None knew the real worth of that kitchen wench, said he.
And so it was Toad who now superintended everything, and both dispensed the stores and made provision for the household.
She drove all the hired cooks and pancake rollers out of the house--they were only eating her master out of house and home, she said.
The lefser were laid together without any sirup between them, and she gave out fat instead of butter. She distributed it herself, and packed it up in their Nistebommers4.
Never had the general dealer known the heavy household business disposed of so quickly as it was that year.

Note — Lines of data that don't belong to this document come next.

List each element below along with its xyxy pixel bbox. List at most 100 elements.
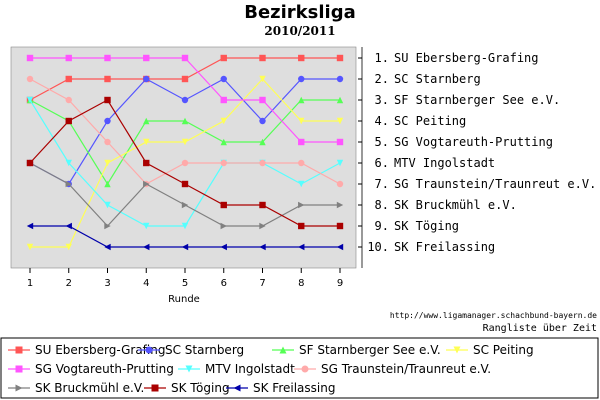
data-point [220, 96, 227, 104]
data-point [220, 222, 227, 230]
data-point [336, 222, 344, 230]
data-point [143, 180, 150, 188]
rank-label: 2. [375, 72, 389, 86]
data-point [143, 138, 150, 146]
data-point [181, 96, 189, 104]
x-tick-label: 3 [104, 278, 110, 289]
data-point [65, 54, 72, 62]
data-point [65, 96, 72, 104]
footer-caption: Rangliste über Zeit [483, 323, 597, 334]
rank-labels: 1. SU Ebersberg-Grafing 2. SC Starnberg 3. SF… [358, 47, 596, 268]
data-point [26, 159, 34, 167]
data-point [104, 75, 111, 83]
data-point [143, 222, 150, 230]
rank-label: 1. [375, 51, 389, 65]
data-point [143, 54, 150, 62]
rank-team-label: SG Vogtareuth-Prutting [394, 135, 553, 149]
data-point [104, 159, 111, 167]
data-point [26, 96, 34, 104]
legend-label: SG Vogtareuth-Prutting [35, 362, 174, 376]
data-point [181, 138, 189, 146]
legend-swatch-marker [185, 365, 193, 373]
chart-title: Bezirksliga [244, 2, 356, 23]
data-point [65, 75, 72, 83]
legend-swatch-marker [15, 346, 23, 354]
x-axis-label: Runde [168, 294, 200, 305]
data-point [259, 243, 266, 251]
legend-item: SG Vogtareuth-Prutting [8, 362, 174, 376]
data-point [298, 159, 305, 167]
data-point [298, 96, 305, 104]
data-point [26, 75, 34, 83]
data-point [26, 243, 34, 251]
series-sf-starnberger-see-e-v [26, 96, 344, 188]
series-sc-peiting [26, 75, 344, 251]
rank-team-label: SC Peiting [394, 114, 466, 128]
rank-label: 7. [375, 177, 389, 191]
legend-swatch-marker [453, 346, 461, 354]
data-point [220, 54, 227, 62]
legend-swatch-marker [233, 384, 241, 392]
data-point [104, 117, 111, 125]
data-point [104, 54, 111, 62]
plot-area [10, 46, 357, 269]
rank-team-label: SU Ebersberg-Grafing [394, 51, 539, 65]
legend-item: SG Traunstein/Traunreut e.V. [294, 362, 491, 376]
legend-label: SK Bruckmühl e.V. [35, 381, 144, 395]
data-point [220, 75, 227, 83]
rank-team-label: SK Freilassing [394, 240, 495, 254]
legend-label: MTV Ingolstadt [205, 362, 295, 376]
data-point [181, 75, 189, 83]
legend-item: SU Ebersberg-Grafing [8, 343, 165, 357]
data-point [104, 243, 111, 251]
rank-team-label: SK Töging [394, 219, 459, 233]
legend-label: SK Freilassing [253, 381, 335, 395]
data-point [336, 54, 344, 62]
data-point [259, 75, 266, 83]
data-point [220, 159, 227, 167]
data-point [104, 180, 111, 188]
data-point [336, 180, 344, 188]
data-point [298, 54, 305, 62]
data-point [104, 138, 111, 146]
data-point [259, 201, 266, 209]
data-point [65, 243, 72, 251]
data-point [26, 54, 34, 62]
x-tick-label: 7 [259, 278, 265, 289]
x-axis: 1 2 3 4 5 6 7 8 9 [27, 268, 343, 289]
legend-label: SG Traunstein/Traunreut e.V. [321, 362, 491, 376]
data-point [259, 96, 266, 104]
legend-item: SK Freilassing [226, 381, 335, 395]
legend-item: MTV Ingolstadt [178, 362, 295, 376]
legend-label: SK Töging [171, 381, 230, 395]
rank-team-label: SF Starnberger See e.V. [394, 93, 560, 107]
data-point [336, 201, 344, 209]
data-point [181, 180, 189, 188]
rank-label: 3. [375, 93, 389, 107]
data-point [336, 243, 344, 251]
data-point [259, 138, 266, 146]
data-point [336, 138, 344, 146]
series-sc-starnberg [26, 75, 344, 188]
x-tick-label: 8 [298, 278, 304, 289]
legend-item: SK Bruckmühl e.V. [8, 381, 144, 395]
series-layer [26, 54, 344, 251]
rank-team-label: SC Starnberg [394, 72, 481, 86]
rank-label: 10. [367, 240, 389, 254]
data-point [336, 96, 344, 104]
x-tick-label: 2 [66, 278, 72, 289]
rank-label: 6. [375, 156, 389, 170]
data-point [26, 222, 34, 230]
data-point [104, 96, 111, 104]
rank-team-label: MTV Ingolstadt [394, 156, 495, 170]
legend-label: SF Starnberger See e.V. [299, 343, 441, 357]
legend-label: SU Ebersberg-Grafing [35, 343, 165, 357]
data-point [259, 117, 266, 125]
legend-swatch-marker [145, 346, 153, 354]
rank-team-label: SK Bruckmühl e.V. [394, 198, 517, 212]
data-point [336, 159, 344, 167]
legend-item: SK Töging [144, 381, 230, 395]
data-point [298, 180, 305, 188]
data-point [298, 117, 305, 125]
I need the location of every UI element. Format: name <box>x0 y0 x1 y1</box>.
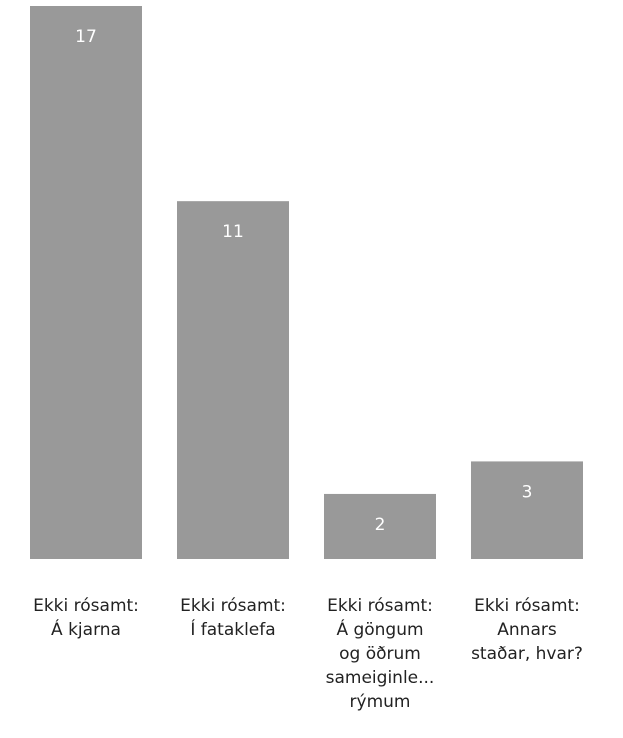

He was quite astonished.
And he was really dumfoundered when Toad took him up into the store-room, and showed him how little had been consumed, and how the cured shoulders of mutton and the hams hung down from the rafters in rows and rows.
"So long as things went on as they were going now," said he, "she should have the control of the household like mother herself," for his wife was now bedridden in her room upstairs.
And at Yule-tide Toad baked and roasted, and cut things down so finely that her fellow-servants were almost driven to chew their wooden spoons and gnaw bones.
But such fat calves, and such ribs of pork, and such lefser filled with both sirup and butter, and such mölje5 and splendid fare for the guests that came to his house at Christmas-time the general dealer had never seen before.